Better.com CEO issues companywide apology for slamming workers he had just laid off
Better.com CEO Vishal Garg issued a companywide apology via email to the company’s remaining staffers Tuesday afternoon after coming under fire for criticizing 900 workers he had just laid off.
“I own the decision to do the layoffs, but in communicating it I blundered the execution. In doing so, I embarrassed you,” Garg wrote in the email, two copies of which were independently sent to Fortune. He went on to say that how he had communicated the layoffs had made a “difficult situation worse” and that he was committed to learning from the mistake.
The email follows a tumultuous week at the online mortgage company during which Garg announced he was laying off 9% of the staff across the U.S. and India, then hosted a subsequent call with remaining staffers in which he allegedly said he should have terminated employees earlier and would watch productivity closely. Soon after, Garg anonymously claimed on a professional networking app that hundreds of the laid off employees were underperforming and therefore “stealing” from colleagues and customers. He later to confirmed to Fortune that he had posted the comments.
Garg told Fortune last week that the senior management team evaluated data, such as missed telephone call rates, number of inbound and outbound calls, employees showing up late to meetings with a customer, and other factors, to help decide who to cut.

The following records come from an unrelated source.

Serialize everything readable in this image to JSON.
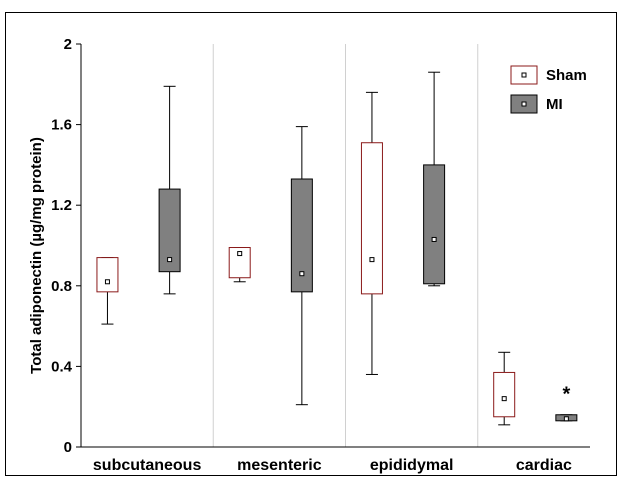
{
  "chart_data": {
    "type": "box",
    "title": "",
    "xlabel": "",
    "ylabel": "Total adiponectin (µg/mg protein)",
    "ylim": [
      0,
      2
    ],
    "yticks": [
      0,
      0.4,
      0.8,
      1.2,
      1.6,
      2
    ],
    "ytick_labels": [
      "0",
      "0.4",
      "0.8",
      "1.2",
      "1.6",
      "2"
    ],
    "categories": [
      "subcutaneous",
      "mesenteric",
      "epididymal",
      "cardiac"
    ],
    "legend_position": "top-right",
    "series": [
      {
        "name": "Sham",
        "fill": "#ffffff",
        "stroke": "#8b1a1a",
        "boxes": [
          {
            "min": 0.61,
            "q1": 0.77,
            "median": 0.82,
            "q3": 0.94,
            "max": 0.94
          },
          {
            "min": 0.82,
            "q1": 0.84,
            "median": 0.96,
            "q3": 0.99,
            "max": 0.99
          },
          {
            "min": 0.36,
            "q1": 0.76,
            "median": 0.93,
            "q3": 1.51,
            "max": 1.76
          },
          {
            "min": 0.11,
            "q1": 0.15,
            "median": 0.24,
            "q3": 0.37,
            "max": 0.47
          }
        ]
      },
      {
        "name": "MI",
        "fill": "#808080",
        "stroke": "#000000",
        "boxes": [
          {
            "min": 0.76,
            "q1": 0.87,
            "median": 0.93,
            "q3": 1.28,
            "max": 1.79
          },
          {
            "min": 0.21,
            "q1": 0.77,
            "median": 0.86,
            "q3": 1.33,
            "max": 1.59
          },
          {
            "min": 0.8,
            "q1": 0.81,
            "median": 1.03,
            "q3": 1.4,
            "max": 1.86
          },
          {
            "min": 0.13,
            "q1": 0.13,
            "median": 0.14,
            "q3": 0.16,
            "max": 0.16
          }
        ]
      }
    ],
    "annotations": [
      {
        "text": "*",
        "category": "cardiac",
        "series": "MI",
        "y": 0.27
      }
    ]
  }
}
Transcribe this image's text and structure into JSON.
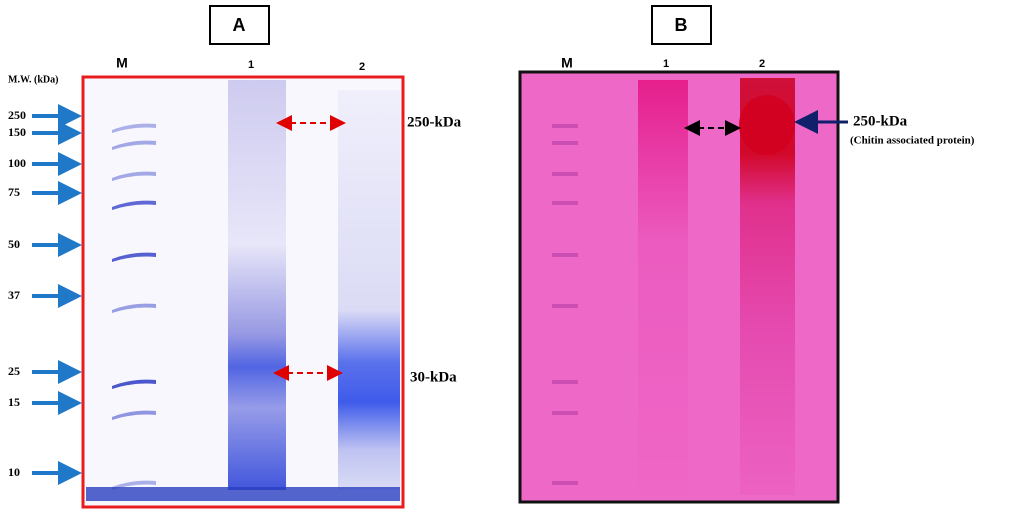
{
  "panels": [
    {
      "label": "A",
      "mw_title": "M.W. (kDa)",
      "markers": [
        250,
        150,
        100,
        75,
        50,
        37,
        25,
        15,
        10
      ],
      "lanes": [
        "M",
        "1",
        "2"
      ],
      "annotations": [
        "250-kDa",
        "30-kDa"
      ]
    },
    {
      "label": "B",
      "lanes": [
        "M",
        "1",
        "2"
      ],
      "annotations": [
        "250-kDa",
        "(Chitin associated protein)"
      ]
    }
  ]
}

One employee, who asked not to be identified, said the company’s leaders have not addressed the negative media coverage resulting from Garg’s comments. Signaling that customers may be rattled, employees have used the company’s internal Slack messaging service to share tips—reviewed by Fortune—for explaining the layoffs to customers to regain their trust.
“We acknowledge and understand your view on the recent headcount reduction,” an employee wrote as a template for what to tell customers and that was seen by Fortune. “Let me assure you this decision was not taken lightly. We hope you are able to understand that this decision was ultimately made so that we are able to best position ourselves to continue working for our customers for many years to come.”
A company spokesperson didn’t respond to an immediate request for comment.
Better, founded in 2016 and valued at $7.7 billion earlier this year, still has about 9,000 employees, according to the company.